Sometimes it's when a friend treats you to lunch or the repair bill is less than you imagined.
3. Don't cry over the spilled milk or the spent pennies.
This is especially important if you have overspent around the holidays. "Just wipe it up," she says. "Forgive yourself. Get back on track."
4. Monitor the money you spend daily.
Keep a little pad and write down what you spend each day. If there isn't money for going out to the movies, stay in. Know exactly how much money you have and how much you owe. "The amount of money currently in your bank account is a fact," she says. "The amount you spend today is a choice. And the way you reconcile both is through clarity."
5. Bring back grandmother's envelope system.

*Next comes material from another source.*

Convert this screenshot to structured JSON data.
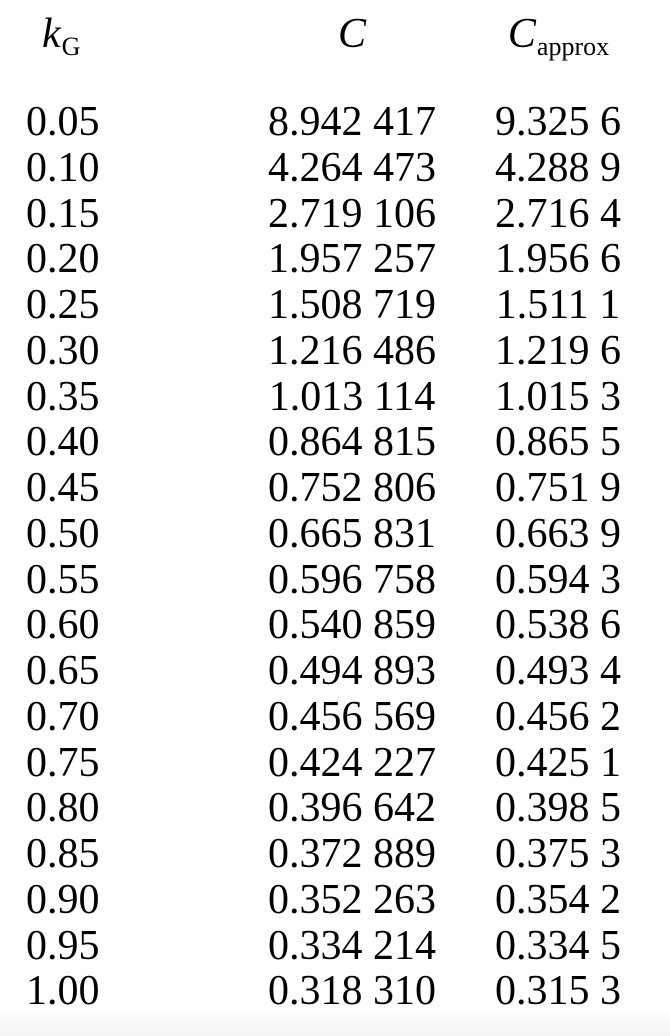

Allocate cash for all spending. It's old-fashioned, but Ban Breathnach says this system really works to get you back on the path to solvency. "Go get a new envelope and mark it, ‛Just for Me,'" she recommends. Take your loose cash and change, put it in the envelope and hold it in your hand. "For those of us learning the way to financial serenity and solvency, the envelope system teaches prudence, patience and perseverance. You can only spend what you have. The tangible feel of those envelopes keeps our impulses in check."
6. Adopt the "Million Dollar Baby" rule.
Protect yourself at all times. That's the advice Clint Eastwood doles out in the Academy Award-winning movie Million Dollar Baby in his role as a trainer for Hillary Swank's character, a thirtysomething waitress who dreams of being a professional boxer. Ban Breathnach advises keeping a separate bank account in your own name. "Have a pin money stash at home," she says. "Pin money stashes grow quickly and will reward you with a growing sense of financial serenity."
7. Seek well-spent moments.
Money can't buy a truly well-spent moment. "Keep track of your well-spent moments every day with gratitude," she says, "and you will accumulate a private numbered account of wealth and wisdom the world cannot take away from you."
8. Keep a contentment chest.
Cover an ordinary lidded gift box with beautiful fabric and collect what makes you happy, one clipping at a time. "Our sacred passions and wants become secretive and shameful because we believe we can't afford our dreams now," she says. "So create a holding place. Inside mine is a travel promotion on cardboard about great train journeys I hope to go on someday (for example, the Art Deco Orient Express from London to Venice), letters I've saved, matches from wonderful bars and restaurants."
9. Take a day and don't spend.
See how it feels. You might start to feel itchy. "Thrift is a thrill -- an art to be enjoyed today, making possible contented tomorrows."
10. Learn to live by your own purse.
"There is nothing that I ever bought -- not art or designer clothing -- that feels as good as solvency and having the money for the unexpected," Ban Breathnach says. "Winter does come. We need a coat. It does rain. We need an umbrella."